What has not been taken into account is that African Americans and other minorities were confined to “all-Negro fire stations” until the mid-’50s and to long waiting lists, despite many vacant positions. African American and Latino numbers in the department were minuscule and every excuse in the world was used to bar access. And those days are not over yet.

Currently the Los Angeles Fire Department has an overall total of 3,064 employees, of which only 330 are African Americans and 689 are Latinos. Only 33 of 552 captains are African Americans and 80 are Latinos, and of the 87 chief officers, four are African Americans and six are Latinos. The department has 1,654 firefighters--217 African Americans, 453 Latinos and 984 Caucasians. Although Caucasians make up 63% of employees, only 37% of the Los Angeles population is Caucasian. We only need to walk through City Hall East (LAFD’s administrative offices) to see who dominates the administrative ranks and decision-making.

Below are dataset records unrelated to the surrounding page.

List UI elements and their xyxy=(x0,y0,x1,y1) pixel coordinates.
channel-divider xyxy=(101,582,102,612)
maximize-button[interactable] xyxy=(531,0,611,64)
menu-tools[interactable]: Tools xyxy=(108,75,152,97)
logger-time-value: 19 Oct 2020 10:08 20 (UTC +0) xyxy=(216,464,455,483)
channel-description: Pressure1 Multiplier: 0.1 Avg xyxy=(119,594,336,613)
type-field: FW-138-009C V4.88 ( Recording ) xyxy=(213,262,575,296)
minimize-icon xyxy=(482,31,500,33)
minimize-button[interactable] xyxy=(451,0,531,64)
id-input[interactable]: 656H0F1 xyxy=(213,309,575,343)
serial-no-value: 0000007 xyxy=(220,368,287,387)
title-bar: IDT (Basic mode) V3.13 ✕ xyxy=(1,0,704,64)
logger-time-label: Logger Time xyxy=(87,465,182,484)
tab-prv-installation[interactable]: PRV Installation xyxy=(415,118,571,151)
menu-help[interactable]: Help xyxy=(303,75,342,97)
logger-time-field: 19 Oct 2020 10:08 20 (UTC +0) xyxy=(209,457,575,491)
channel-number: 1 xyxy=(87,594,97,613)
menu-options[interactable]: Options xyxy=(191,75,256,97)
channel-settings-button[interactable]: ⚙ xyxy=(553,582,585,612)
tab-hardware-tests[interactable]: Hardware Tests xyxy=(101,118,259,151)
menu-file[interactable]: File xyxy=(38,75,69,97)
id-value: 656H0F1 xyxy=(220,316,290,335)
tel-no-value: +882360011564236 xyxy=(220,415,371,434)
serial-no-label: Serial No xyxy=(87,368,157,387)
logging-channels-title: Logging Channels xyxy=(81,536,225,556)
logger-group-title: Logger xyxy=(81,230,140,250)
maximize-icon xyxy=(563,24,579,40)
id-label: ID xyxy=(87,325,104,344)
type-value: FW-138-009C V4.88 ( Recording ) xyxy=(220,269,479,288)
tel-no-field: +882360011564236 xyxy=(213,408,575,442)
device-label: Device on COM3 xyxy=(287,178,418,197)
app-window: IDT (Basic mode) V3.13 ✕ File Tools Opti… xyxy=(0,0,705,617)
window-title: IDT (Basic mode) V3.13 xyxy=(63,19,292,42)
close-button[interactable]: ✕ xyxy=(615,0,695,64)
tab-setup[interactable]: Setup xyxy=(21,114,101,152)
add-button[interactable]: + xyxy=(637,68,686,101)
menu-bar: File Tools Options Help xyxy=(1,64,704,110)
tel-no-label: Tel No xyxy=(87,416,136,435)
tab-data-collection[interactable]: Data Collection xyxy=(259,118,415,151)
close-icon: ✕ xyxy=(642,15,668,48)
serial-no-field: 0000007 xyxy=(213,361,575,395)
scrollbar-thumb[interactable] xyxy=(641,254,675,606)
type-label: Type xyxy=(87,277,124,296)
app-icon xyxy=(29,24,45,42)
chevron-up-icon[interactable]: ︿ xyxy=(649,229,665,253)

The consent decree has and continues to serve a valid and much-needed purpose in rectifying historical and institutionalized racism. Perhaps it has to be reviewed in some respects and updated, but let there be no question that this legal mechanism to address clear and ongoing disparities among the rank and file and in management positions of the department has ongoing viability.

MELANIE E. LOMAX

Los Angeles

*

* This article was right on the money. I am so tired of having to be politically correct. In the city we live in it is becoming more and more insane to “protect” certain people simply because of their race. That is discriminating against all others, in this case 5,000 well-intentioned would-be firefighters. Is it not also demeaning to those groups deemed in need of assistance, could they not get along on their own merits? And now, why would the white firefighters have any respect for their minority co-workers, who are known to have gotten their jobs because of their minority status? Practices such as these are demeaning toward the “minority” groups benefiting and discriminatory against all others.